References	Patients’sAge	Size of the Deleted Segment(Mb)	Phenotype Associated OMIM Genes	Neurodevelopment
Present case *	3 yearsfollowed to age 6	18.37	ANLN, NME8, POU6F2, MPLKIP, GLI3, BLVRA, GCK, NPC1L1, OGDH, CCM2, ADCY1, IKZF1, DDC, PGAM2, CDK13, AEBP1, CAMK2B, SFRP4, PKD1L1, VPS41, SUGCT, RALA	Severe intellectual disability,speechanddevelopmental delay
Niida Y. et al. * [3](2015)	2 years	6.2	GLI3, GCK, CCM2, AEBP1, CAMK2B, PGAM2, BLVRA, ADCY1, NPC1L1, OGDH	Developmental delay
Demurger F. et al.* [13] (2015)	NA	7	GLI3, AEBP1, MPLKIP, GCK, CCM2, CDK13, CAMK2B, VPS41, BLVRA, PGAM2, ADCY1, SUGCT, POU6F2, NPC1L1, RALA, OGDH	Developmental delay
	NA	9	GLI3, GCK, CDK13, MPLKIP AEBP1, CCM2, CAMK2B, SFRP4, VPS41, PGAM2, BLVRA, NME8, SUGCT, ADCY1, NPC1L1, POU6F2, ANLN, RALA, OGDH	Developmental delay
Jane A Hurst et al.* [11](2011)	2 years	6.0	GLI3, GCK, CCM2, CDK13, MPLKIP, AEBP1, CAMK2B, BLVRA, PGAM2, SUGCT, RALA, POU6F2, NPC1L1, OGDH	Developmental delay
	5 years	6.8	GLI3, GCK, CCM2, CDK13, MPLKIP, AEBP1, CAMK2B, BLVRA, PGAM2, SUGCT, RALA, NPC1L1, POU6F2,OGDH	Severe intellectual disability,speech and developmental delay
	15 years	8.3	GLI3, GCK, CCM2, AEBP1, CAMK2B, PKD1L1, BLVRA, PGAM2, SUGCT, ADCY1, NPC1L1, OGDH	Severe intellectual disability, speech anddelayeddevelopment

*: updated cases based on the available array coordinates; Neurodevelopment disorders related genes: CDK13, CAMK2B, RALA.

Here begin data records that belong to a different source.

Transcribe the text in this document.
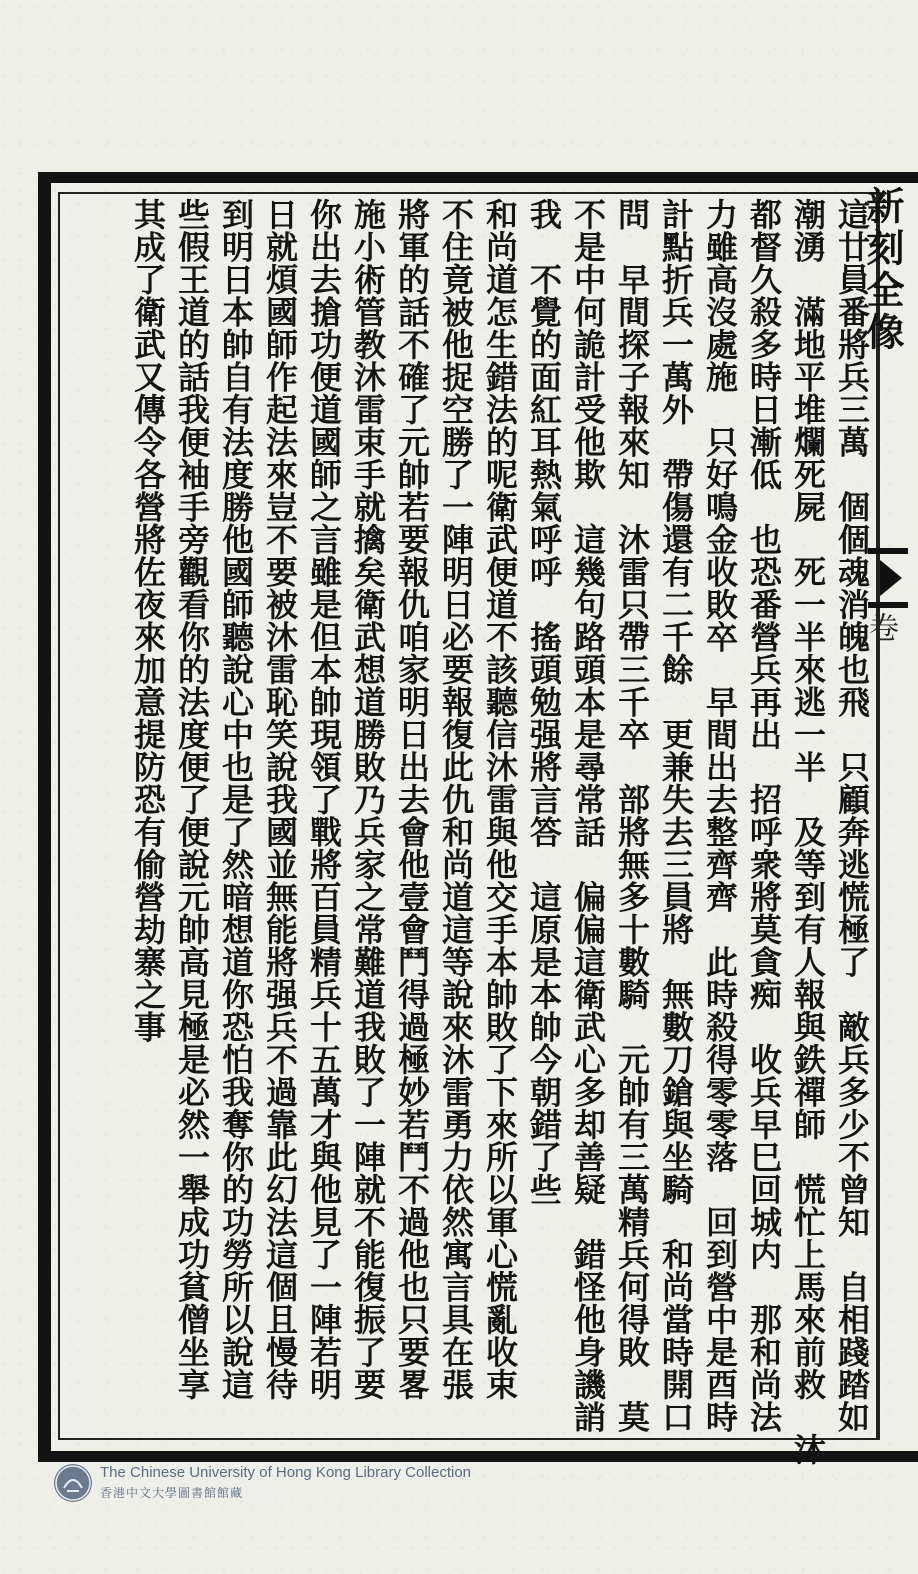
卷
這廿員番將兵三萬　個個魂消魄也飛　只顧奔逃慌極了　敵兵多少不曾知　自相踐踏如
潮湧　滿地平堆爛死屍　死一半來逃一半　及等到有人報與鉄禪師　慌忙上馬來前救　沐
都督久殺多時日漸低　也恐番營兵再出　招呼衆將莫貪痴　收兵早巳回城内　那和尚法
力雖高沒處施　只好鳴金收敗卒　早間出去整齊齊　此時殺得零零落　回到營中是酉時
計點折兵一萬外　帶傷還有二千餘　更兼失去三員將　無數刀鎗與坐騎　和尚當時開口
問　早間探子報來知　沐雷只帶三千卒　部將無多十數騎　元帥有三萬精兵何得敗　莫
不是中何詭計受他欺　這幾句路頭本是尋常話　偏偏這衛武心多却善疑　錯怪他身譏誚
我　不覺的面紅耳熱氣呼呼　搖頭勉强將言答　這原是本帥今朝錯了些
和尚道怎生錯法的呢衛武便道不該聽信沐雷與他交手本帥敗了下來所以軍心慌亂收束
不住竟被他捉空勝了一陣明日必要報復此仇和尚道這等說來沐雷勇力依然寓言具在張
將軍的話不確了元帥若要報仇咱家明日出去會他壹會鬥得過極妙若鬥不過他也只要畧
施小術管教沐雷束手就擒矣衛武想道勝敗乃兵家之常難道我敗了一陣就不能復振了要
你出去搶功便道國師之言雖是但本帥現領了戰將百員精兵十五萬才與他見了一陣若明
日就煩國師作起法來豈不要被沐雷恥笑說我國並無能將强兵不過靠此幻法這個且慢待
到明日本帥自有法度勝他國師聽說心中也是了然暗想道你恐怕我奪你的功勞所以說這
些假王道的話我便袖手旁觀看你的法度便了便說元帥高見極是必然一舉成功貧僧坐享
其成了衛武又傳令各營將佐夜來加意提防恐有偷營劫寨之事
The Chinese University of Hong Kong Library Collection
香港中文大學圖書館館藏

The haploinsufficiency of the CDK13, CAMK2B and RALA genes could influence the patients’ neurodevelopment in five cases and the CAMK2B gene in two cases.

5. Conclusions

The case presented here, with an 18 Mb deleted chromosomal segment, is the largest deletion described in the related literature so far.

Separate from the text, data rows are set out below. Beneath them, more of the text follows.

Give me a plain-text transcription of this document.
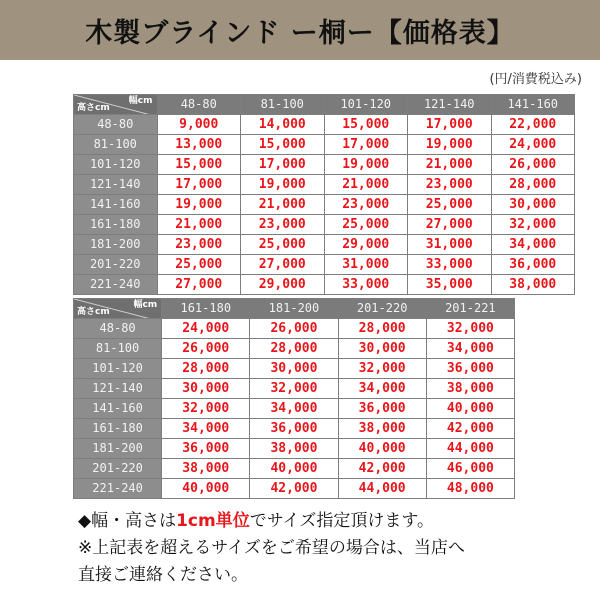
木製ブラインド ー桐ー【価格表】
(円/消費税込み)
幅cm
高さcm	48-80	81-100	101-120	121-140	141-160
48-80	9,000	14,000	15,000	17,000	22,000
81-100	13,000	15,000	17,000	19,000	24,000
101-120	15,000	17,000	19,000	21,000	26,000
121-140	17,000	19,000	21,000	23,000	28,000
141-160	19,000	21,000	23,000	25,000	30,000
161-180	21,000	23,000	25,000	27,000	32,000
181-200	23,000	25,000	29,000	31,000	34,000
201-220	25,000	27,000	31,000	33,000	36,000
221-240	27,000	29,000	33,000	35,000	38,000
幅cm
高さcm	161-180	181-200	201-220	201-221
48-80	24,000	26,000	28,000	32,000
81-100	26,000	28,000	30,000	34,000
101-120	28,000	30,000	32,000	36,000
121-140	30,000	32,000	34,000	38,000
141-160	32,000	34,000	36,000	40,000
161-180	34,000	36,000	38,000	42,000
181-200	36,000	38,000	40,000	44,000
201-220	38,000	40,000	42,000	46,000
221-240	40,000	42,000	44,000	48,000

◆幅・高さは1cm単位でサイズ指定頂けます。

※上記表を超えるサイズをご希望の場合は、当店へ

直接ご連絡ください。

By describing the multitude of symptoms in our patient related to this large spanning deletion, encompassing several other genes than GLI3 responsible for intellectual disability, and by comparing our patient’s features with literature data, we aimed to broaden the phenotypic and genotypic spectrum of GPS-CGS and find out about the possible comorbidities and prognosis. Sequence analysis would be useful to determine whether the variants on the other allele could contribute to the phenotype, therefore a whole exome sequencing has yet to be performed.